The development is supported by a Saudi-domiciled, Capital Market Authority-regulated fund managed by Mulkia Investment Co. that has attracted leading investors from the Kingdom and across the world.

Kolaghassi Development Co. will lead the project alongside Al Othaim Investment, one of the Kingdom’s real estate players, and RXR, a New York-headquartered real estate investor and operator.

“Securing investment of this scale, supported by international capital and expertise, is an important milestone for King Salman Park,” said George Tanasijevich, CEO of King Salman Park Foundation. 

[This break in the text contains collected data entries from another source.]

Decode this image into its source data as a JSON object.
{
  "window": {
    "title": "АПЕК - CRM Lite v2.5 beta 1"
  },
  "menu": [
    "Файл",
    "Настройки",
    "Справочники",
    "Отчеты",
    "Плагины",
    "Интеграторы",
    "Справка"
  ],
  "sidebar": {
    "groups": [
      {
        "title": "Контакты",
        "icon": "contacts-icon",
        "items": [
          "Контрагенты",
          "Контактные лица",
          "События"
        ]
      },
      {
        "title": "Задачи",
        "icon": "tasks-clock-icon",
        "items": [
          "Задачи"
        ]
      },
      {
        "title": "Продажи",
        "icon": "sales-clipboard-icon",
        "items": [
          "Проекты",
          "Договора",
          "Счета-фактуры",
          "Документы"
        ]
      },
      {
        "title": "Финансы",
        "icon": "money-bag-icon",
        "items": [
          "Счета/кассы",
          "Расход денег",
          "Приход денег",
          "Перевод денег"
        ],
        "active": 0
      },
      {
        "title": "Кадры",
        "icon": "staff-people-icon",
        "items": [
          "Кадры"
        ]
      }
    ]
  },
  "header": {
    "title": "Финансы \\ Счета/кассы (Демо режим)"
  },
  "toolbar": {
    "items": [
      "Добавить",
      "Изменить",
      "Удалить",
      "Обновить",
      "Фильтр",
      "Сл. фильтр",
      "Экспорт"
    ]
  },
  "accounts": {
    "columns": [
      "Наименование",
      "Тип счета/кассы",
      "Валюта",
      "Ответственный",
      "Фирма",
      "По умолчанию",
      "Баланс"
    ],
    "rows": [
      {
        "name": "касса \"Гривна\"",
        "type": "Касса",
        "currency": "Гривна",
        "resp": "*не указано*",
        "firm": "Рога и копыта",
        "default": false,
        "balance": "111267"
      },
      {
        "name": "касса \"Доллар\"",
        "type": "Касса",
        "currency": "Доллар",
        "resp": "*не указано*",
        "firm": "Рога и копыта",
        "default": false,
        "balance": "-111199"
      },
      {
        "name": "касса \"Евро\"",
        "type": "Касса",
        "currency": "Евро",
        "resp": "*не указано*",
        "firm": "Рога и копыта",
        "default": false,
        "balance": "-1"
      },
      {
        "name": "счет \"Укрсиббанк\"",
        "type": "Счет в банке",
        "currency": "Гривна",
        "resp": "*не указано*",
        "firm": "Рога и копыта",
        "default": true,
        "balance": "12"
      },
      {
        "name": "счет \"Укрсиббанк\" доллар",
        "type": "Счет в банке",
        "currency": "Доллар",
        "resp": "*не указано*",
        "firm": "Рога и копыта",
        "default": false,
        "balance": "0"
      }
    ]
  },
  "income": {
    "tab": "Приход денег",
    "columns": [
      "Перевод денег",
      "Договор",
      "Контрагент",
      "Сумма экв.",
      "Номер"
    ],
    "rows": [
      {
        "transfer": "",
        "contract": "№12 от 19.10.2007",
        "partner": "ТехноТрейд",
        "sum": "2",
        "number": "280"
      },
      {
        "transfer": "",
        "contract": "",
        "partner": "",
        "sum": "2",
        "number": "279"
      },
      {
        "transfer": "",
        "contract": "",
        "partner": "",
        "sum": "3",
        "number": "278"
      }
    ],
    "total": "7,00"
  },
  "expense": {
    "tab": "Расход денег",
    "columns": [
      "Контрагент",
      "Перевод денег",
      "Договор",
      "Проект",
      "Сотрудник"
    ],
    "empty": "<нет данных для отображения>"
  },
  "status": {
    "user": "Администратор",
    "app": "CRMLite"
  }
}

$850 million cultural district package

In a separate announcement, the Foundation confirmed the award of Package 4 to a consortium led by Retal Urban Development Co., with support from a fund managed by SAB Invest.

The project has a total value exceeding $850 million and will host more than 600 residential units, over 140 hotel keys, and almost 50,000 sq m of Grade A office space, alongside curated retail and food and beverage experiences.

“This opportunity reflects the maturity of Saudi Arabia’s real estate investment landscape and our confidence in culture-led, mixed-use urban destinations as a driver of sustainable returns,” said Abdullah Al-Braikan, CEO and founder of Retal Urban Development Co.

Ali Al-Mansour, CEO of SAB Invest, said the fund structure brings together “long-term capital, experienced development partners, and a shared commitment to place-making excellence” while contributing to Riyadh’s cultural vibrancy and the Kingdom’s quality-of-life ambitions under Vision 2030.